Клодет Сорель | страница 120



- Странный у вас подход, Константин Алексеевич, - подумав, сказал Кузин. – На все у вас есть ответ, кроме одного: на хрена надо было из Шанхая ехать в Москву, чтобы попасть в лагерь, получить фунт презрения от старых товарищей, а теперь и вовсе расстрела ждать?

- Ты прав, Никита. На это у меня ответа нет. Вернее, есть только один – я старый идиот, вот и все. Но за что должна страдать моя семья, мне непонятно. Обратил внимание, что бы ни происходило во имя народного счастья, почему-то первыми страдают дети?

- Есть такой момент, - нехотя согласился Кузин.

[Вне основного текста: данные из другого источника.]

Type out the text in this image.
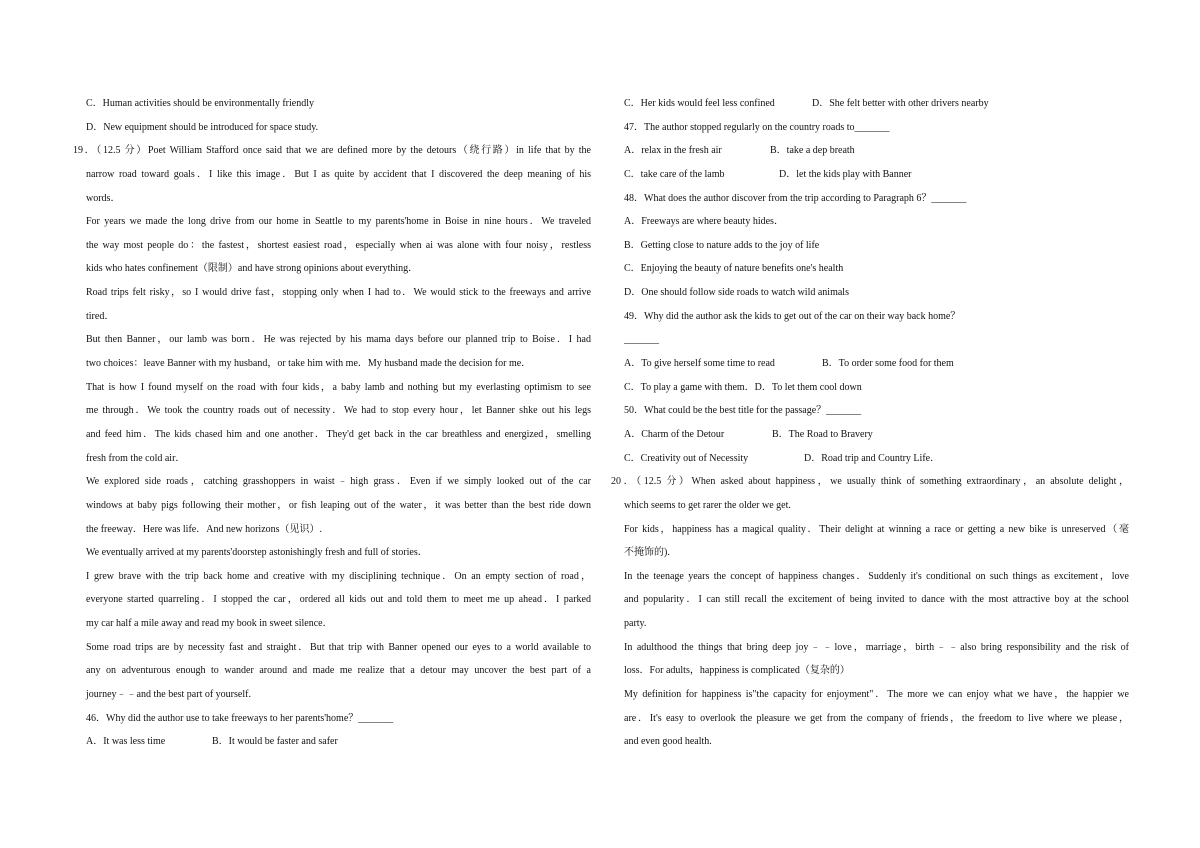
C．Human activities should be environmentally friendly
D．New equipment should be introduced for space study.
19．（12.5 分）Poet William Stafford once said that we are defined more by the detours（绕行路）in life that by the
narrow road toward goals．I like this image．But I as quite by accident that I discovered the deep meaning of his
words．
For years we made the long drive from our home in Seattle to my parents'home in Boise in nine hours．We traveled
the way most people do：the fastest，shortest easiest road，especially when ai was alone with four noisy，restless
kids who hates confinement（限制）and have strong opinions about everything．
Road trips felt risky，so I would drive fast，stopping only when I had to．We would stick to the freeways and arrive
tired．
But then Banner，our lamb was born．He was rejected by his mama days before our planned trip to Boise．I had
two choices：leave Banner with my husband，or take him with me．My husband made the decision for me．
That is how I found myself on the road with four kids，a baby lamb and nothing but my everlasting optimism to see
me through．We took the country roads out of necessity．We had to stop every hour，let Banner shke out his legs
and feed him．The kids chased him and one another．They'd get back in the car breathless and energized，smelling
fresh from the cold air．
We explored side roads，catching grasshoppers in waist﹣high grass．Even if we simply looked out of the car
windows at baby pigs following their mother，or fish leaping out of the water，it was better than the best ride down
the freeway．Here was life．And new horizons（见识）.
We eventually arrived at my parents'doorstep astonishingly fresh and full of stories．
I grew brave with the trip back home and creative with my disciplining technique．On an empty section of road，
everyone started quarreling．I stopped the car，ordered all kids out and told them to meet me up ahead．I parked
my car half a mile away and read my book in sweet silence．
Some road trips are by necessity fast and straight．But that trip with Banner opened our eyes to a world available to
any on adventurous enough to wander around and made me realize that a detour may uncover the best part of a
journey﹣﹣and the best part of yourself.
46．Why did the author use to take freeways to her parents'home？_______
A．It was less time	B．It would be faster and safer
C．Her kids would feel less confined	D．She felt better with other drivers nearby
47．The author stopped regularly on the country roads to_______
A．relax in the fresh air	B．take a dep breath
C．take care of the lamb	D．let the kids play with Banner
48．What does the author discover from the trip according to Paragraph 6？_______
A．Freeways are where beauty hides．
B．Getting close to nature adds to the joy of life
C．Enjoying the beauty of nature benefits one's health
D．One should follow side roads to watch wild animals
49．Why did the author ask the kids to get out of the car on their way back home？
_______
A．To give herself some time to read	B．To order some food for them
C．To play a game with them．D．To let them cool down
50．What could be the best title for the passage？_______
A．Charm of the Detour	B．The Road to Bravery
C．Creativity out of Necessity	D．Road trip and Country Life．
20．（12.5 分）When asked about happiness，we usually think of something extraordinary，an absolute delight，
which seems to get rarer the older we get.
For kids，happiness has a magical quality．Their delight at winning a race or getting a new bike is unreserved（毫
不掩饰的).
In the teenage years the concept of happiness changes．Suddenly it's conditional on such things as excitement，love
and popularity．I can still recall the excitement of being invited to dance with the most attractive boy at the school
party.
In adulthood the things that bring deep joy﹣﹣love，marriage，birth﹣﹣also bring responsibility and the risk of
loss．For adults，happiness is complicated（复杂的）
My definition for happiness is"the capacity for enjoyment"．The more we can enjoy what we have，the happier we
are．It's easy to overlook the pleasure we get from the company of friends，the freedom to live where we please，
and even good health.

- А кстати, что стало с вашей самозванкой? – неожиданно спросил Стоянович. – Что-то знаешь о ее судьбе?

Кузин пожал плечами.

- Нет, ничего. Получил от начальства головомойку за то, что отправил ее в гражданскую психбольницу, вот и все.

- А затем?

- Не знаю. Не интересовался.

Стоянович походил по камере, потом резко подошел к Кузину, взял за рукав грязной, засаленной за время отсидки гимнастерки, повернул к себе и спросил:

- А ты понял, чекист, что ты ее убил?

- Почему убил? – удивился Никита.

- Если бы ты ее оформил по… Какую статью ей приписывали?

- 58 часть 10 и 11.

- Это сколько? От полугода? Так и дал бы ей лет пять. Она бы отсидела, глядишь, и зажила бы себе тихо-мирно где-нибудь. А ты понимаешь, что ты ее сгноил в сумасшедшем доме? Что ее оттуда не выпустят никогда? Ты хоть понял, что такое «никогда»?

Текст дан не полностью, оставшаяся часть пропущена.